There is significant difficulty faced by dairy farmers and the NZ dairy sector, particularly when attracting and retaining quality employees (Rolfe, 2017). The challenge of retaining talent and passion on NZ dairy farms is familiar for many.
A surveyed 49% of farm assistants on NZ dairy farms leave their employment in less than one year from starting (Federated Farmers & Rabobank, 2022). This is not sustainable for the dairy sector moving forward due to the associated financial burden and wellbeing concerns generated from high turnover on NZ dairy farms.
There is an abundance of literature and findings recognising the “soft skills” and human resources (“HR”) that can be altered to improve job satisfaction and retention in the NZ dairy sector. However, there is limited progress made on reducing overall turnover in the dairy sector over the last 10 years.
There is a gap in the literature, for the NZ dairy sector, among other sectors, considering how aspects of a farm system may influence employee job satisfaction and retention, why this may be the case and how valid solutions can be implemented.
This research is important given the current unsustainable turnover in the NZ dairy sector and the lack of progress seen at sector level in improving turnover statistics over the past decade.
To answer these research questions qualitative data was collected via a review of literature and 13 semi structured interviews. Each interviewee was unique as they either had a different role or set of responsibilities.
They were from different nationalities or backgrounds, had a wide range of farming experiences and were working on very different farm systems to one-another. As a farm systems consultant I have also been able to draw on my experience working with a range of farm businesses to inform the development of research questions as well as associated research and solutions.
A thematic analysis was then conducted between the literature review and the interview findings. Common and contrasting themes were evaluated and conclusions were made from these findings. Some of the findings included:
- Various difficulties within a system build on one another having more of a multiplied, rather than summative, influence on job satisfaction and retention of NZ dairy farm employees.
- Actual tasks required to be completed are not necessarily what influences an employee’s job satisfaction and retention. There may be more effective improvements in job satisfaction and retention on NZ dairy farms if focusing on the internal task efficiencies, performance factors related to these tasks and ensuring the purpose of tasks are well understood by employees to then be able to include them in successive decision making.
- Understanding an individual’s strengths and passions before employing, or at the early stage of employment, will guide specific responsibilities best to provide this individual to improve their job satisfaction and chance of staying within the farm team.

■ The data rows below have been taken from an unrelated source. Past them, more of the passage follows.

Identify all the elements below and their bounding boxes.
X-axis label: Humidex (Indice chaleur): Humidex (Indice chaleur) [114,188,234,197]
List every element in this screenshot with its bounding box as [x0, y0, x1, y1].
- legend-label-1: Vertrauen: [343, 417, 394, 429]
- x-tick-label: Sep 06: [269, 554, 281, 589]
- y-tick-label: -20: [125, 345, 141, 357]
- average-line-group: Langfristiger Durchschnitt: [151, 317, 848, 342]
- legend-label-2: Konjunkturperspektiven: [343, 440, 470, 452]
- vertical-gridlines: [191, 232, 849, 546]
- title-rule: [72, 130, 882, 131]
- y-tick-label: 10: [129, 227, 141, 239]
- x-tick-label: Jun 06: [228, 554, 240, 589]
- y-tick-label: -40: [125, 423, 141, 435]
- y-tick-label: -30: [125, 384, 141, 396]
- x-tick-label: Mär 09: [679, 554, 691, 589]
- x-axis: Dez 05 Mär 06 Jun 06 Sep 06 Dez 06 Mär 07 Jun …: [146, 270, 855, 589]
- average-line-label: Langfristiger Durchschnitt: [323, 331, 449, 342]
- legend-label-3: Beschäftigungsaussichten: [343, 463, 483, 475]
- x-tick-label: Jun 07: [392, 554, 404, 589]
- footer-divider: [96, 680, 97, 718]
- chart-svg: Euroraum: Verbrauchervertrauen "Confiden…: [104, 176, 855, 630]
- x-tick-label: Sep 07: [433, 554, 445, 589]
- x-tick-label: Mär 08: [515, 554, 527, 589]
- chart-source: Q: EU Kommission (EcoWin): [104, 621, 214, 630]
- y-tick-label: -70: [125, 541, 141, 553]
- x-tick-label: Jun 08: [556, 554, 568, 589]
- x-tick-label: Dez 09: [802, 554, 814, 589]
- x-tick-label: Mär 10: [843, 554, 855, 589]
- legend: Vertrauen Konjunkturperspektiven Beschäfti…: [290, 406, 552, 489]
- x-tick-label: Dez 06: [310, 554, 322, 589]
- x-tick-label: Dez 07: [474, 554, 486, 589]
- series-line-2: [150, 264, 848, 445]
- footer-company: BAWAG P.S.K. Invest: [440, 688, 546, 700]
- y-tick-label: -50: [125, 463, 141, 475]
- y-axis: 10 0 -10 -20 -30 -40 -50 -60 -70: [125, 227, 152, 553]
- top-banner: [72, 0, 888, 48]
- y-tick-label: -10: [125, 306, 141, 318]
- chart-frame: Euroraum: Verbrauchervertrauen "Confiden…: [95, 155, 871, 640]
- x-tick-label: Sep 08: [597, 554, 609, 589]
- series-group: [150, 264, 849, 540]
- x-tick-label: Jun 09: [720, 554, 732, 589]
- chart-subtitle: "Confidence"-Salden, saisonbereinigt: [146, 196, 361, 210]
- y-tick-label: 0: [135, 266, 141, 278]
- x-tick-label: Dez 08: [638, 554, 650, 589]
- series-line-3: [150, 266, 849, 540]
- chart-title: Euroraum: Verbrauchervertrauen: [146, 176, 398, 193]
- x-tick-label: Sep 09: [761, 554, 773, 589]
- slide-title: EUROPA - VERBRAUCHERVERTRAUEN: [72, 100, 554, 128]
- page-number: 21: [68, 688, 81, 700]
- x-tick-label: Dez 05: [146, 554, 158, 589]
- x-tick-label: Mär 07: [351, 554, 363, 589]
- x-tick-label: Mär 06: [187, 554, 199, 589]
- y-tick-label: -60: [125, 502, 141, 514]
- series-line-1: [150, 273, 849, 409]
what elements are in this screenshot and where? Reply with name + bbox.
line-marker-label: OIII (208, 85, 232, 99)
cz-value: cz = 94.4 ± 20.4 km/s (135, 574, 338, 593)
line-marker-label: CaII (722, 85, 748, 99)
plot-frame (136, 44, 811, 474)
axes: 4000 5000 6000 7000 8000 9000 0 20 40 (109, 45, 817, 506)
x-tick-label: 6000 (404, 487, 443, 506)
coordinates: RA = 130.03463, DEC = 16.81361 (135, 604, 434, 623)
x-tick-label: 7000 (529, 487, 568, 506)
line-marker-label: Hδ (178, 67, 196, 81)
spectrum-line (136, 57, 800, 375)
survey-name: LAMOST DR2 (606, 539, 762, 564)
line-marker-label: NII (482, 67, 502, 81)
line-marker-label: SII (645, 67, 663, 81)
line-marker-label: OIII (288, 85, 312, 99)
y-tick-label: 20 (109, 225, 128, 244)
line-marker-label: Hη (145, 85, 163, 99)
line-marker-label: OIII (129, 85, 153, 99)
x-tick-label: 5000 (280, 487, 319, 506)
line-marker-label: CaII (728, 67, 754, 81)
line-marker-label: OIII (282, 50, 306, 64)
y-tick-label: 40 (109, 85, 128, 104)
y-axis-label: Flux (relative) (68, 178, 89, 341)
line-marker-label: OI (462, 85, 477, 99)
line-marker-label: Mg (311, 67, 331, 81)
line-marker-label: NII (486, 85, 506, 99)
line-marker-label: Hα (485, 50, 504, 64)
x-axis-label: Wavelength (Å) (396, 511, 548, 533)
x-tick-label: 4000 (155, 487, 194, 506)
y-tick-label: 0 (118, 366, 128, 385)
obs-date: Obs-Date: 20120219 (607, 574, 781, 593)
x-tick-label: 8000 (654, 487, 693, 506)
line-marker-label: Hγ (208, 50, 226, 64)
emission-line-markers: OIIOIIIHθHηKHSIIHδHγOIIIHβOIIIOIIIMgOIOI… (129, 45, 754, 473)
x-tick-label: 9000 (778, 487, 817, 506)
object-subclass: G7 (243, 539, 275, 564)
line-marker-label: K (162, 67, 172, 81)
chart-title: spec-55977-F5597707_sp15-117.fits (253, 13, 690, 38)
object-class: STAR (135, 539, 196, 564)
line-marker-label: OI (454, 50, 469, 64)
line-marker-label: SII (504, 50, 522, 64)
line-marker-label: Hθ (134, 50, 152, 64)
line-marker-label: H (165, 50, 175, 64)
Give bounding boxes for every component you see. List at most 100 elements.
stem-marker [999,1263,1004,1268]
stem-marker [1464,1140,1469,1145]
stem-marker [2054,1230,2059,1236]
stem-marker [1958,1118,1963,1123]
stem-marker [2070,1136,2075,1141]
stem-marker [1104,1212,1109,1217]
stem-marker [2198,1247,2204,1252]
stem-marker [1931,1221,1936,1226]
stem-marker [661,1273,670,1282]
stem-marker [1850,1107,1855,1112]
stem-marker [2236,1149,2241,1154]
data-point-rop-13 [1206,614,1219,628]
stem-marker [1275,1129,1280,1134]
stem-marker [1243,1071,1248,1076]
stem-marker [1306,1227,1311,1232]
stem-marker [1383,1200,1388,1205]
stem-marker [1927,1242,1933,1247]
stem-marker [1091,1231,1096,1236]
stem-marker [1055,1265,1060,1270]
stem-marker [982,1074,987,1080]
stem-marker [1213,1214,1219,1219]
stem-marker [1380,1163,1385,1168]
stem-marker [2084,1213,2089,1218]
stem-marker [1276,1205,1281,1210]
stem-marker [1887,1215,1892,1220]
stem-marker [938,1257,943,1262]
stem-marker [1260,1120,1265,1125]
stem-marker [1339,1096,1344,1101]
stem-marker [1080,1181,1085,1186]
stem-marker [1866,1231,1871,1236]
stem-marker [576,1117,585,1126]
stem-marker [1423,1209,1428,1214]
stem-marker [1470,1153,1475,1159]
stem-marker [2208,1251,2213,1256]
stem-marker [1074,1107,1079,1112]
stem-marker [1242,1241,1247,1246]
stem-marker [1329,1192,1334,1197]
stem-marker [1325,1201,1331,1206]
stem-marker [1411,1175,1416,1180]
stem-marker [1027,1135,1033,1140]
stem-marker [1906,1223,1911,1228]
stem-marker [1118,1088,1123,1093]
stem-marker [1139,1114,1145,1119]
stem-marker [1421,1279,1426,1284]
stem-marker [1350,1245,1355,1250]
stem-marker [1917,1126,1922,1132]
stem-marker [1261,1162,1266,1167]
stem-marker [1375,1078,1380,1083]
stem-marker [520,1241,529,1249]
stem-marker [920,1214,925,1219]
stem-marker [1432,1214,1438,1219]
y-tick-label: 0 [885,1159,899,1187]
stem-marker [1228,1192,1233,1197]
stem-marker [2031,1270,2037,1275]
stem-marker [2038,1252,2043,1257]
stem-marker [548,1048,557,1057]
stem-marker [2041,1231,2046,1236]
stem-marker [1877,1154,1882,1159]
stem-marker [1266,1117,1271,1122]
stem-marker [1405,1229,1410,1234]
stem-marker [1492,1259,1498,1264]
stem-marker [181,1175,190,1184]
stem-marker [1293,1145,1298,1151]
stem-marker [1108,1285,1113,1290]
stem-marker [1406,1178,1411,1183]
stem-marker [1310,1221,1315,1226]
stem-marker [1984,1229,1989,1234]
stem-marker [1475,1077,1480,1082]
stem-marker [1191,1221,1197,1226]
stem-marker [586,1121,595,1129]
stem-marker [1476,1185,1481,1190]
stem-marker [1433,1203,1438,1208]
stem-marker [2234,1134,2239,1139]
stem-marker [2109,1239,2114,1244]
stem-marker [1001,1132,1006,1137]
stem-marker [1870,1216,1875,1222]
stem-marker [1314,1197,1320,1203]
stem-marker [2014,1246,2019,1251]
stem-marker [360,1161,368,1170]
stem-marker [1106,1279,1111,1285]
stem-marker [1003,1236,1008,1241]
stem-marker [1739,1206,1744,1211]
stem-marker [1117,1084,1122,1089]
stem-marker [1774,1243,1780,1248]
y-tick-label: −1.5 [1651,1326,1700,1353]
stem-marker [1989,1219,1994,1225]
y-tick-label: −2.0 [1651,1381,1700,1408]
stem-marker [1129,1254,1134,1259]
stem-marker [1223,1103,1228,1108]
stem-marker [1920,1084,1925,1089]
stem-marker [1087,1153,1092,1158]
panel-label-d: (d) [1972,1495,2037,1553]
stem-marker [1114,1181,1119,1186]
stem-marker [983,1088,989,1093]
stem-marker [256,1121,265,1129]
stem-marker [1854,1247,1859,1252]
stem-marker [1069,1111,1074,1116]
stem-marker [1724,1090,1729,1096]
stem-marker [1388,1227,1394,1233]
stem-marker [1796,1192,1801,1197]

Recommendations were then formed from these conclusions for individual farmers and the NZ dairy sector and are as follows:
- Consider examining each part of your specific farm system with all team members separately to gain understanding of the potential.
- Investigate job preferences of your farm team members and specifically any solutions they may have to the difficulties found within the system.
- Examine each individual’s strengths and passions before employing to guide their most suitable responsibilities and improve their job satisfaction and retention in your farm team.
- Commit to explaining the purpose (the “why”) of all aspects of the farm system and policies implemented on farm to employees to improve their engagement and satisfaction in the business and improve the chance of retaining them in your business.
- Complete and understand your specific farm’s total investment return and cash flow implications of any proposed change in your farm system.
For the NZ dairy sector:
- Showcase the “top performing farmers” as case studies online to inform the rest of the sector what system adjustments have helped, how they have been implemented and how they are continuously managed to improve staff satisfaction and retention.
- Commit to investigating more independent farm case studies to uncover further solutions and connections between farm systems and employee retention.
- Investigate the investment return and other benefits of various technologies discussed in this research along with other technologies or procedures available.
- Develop further farmer decision-support tools to be created to evaluate the economics of adopting new technologies on farms and allow for comparison with other technologies.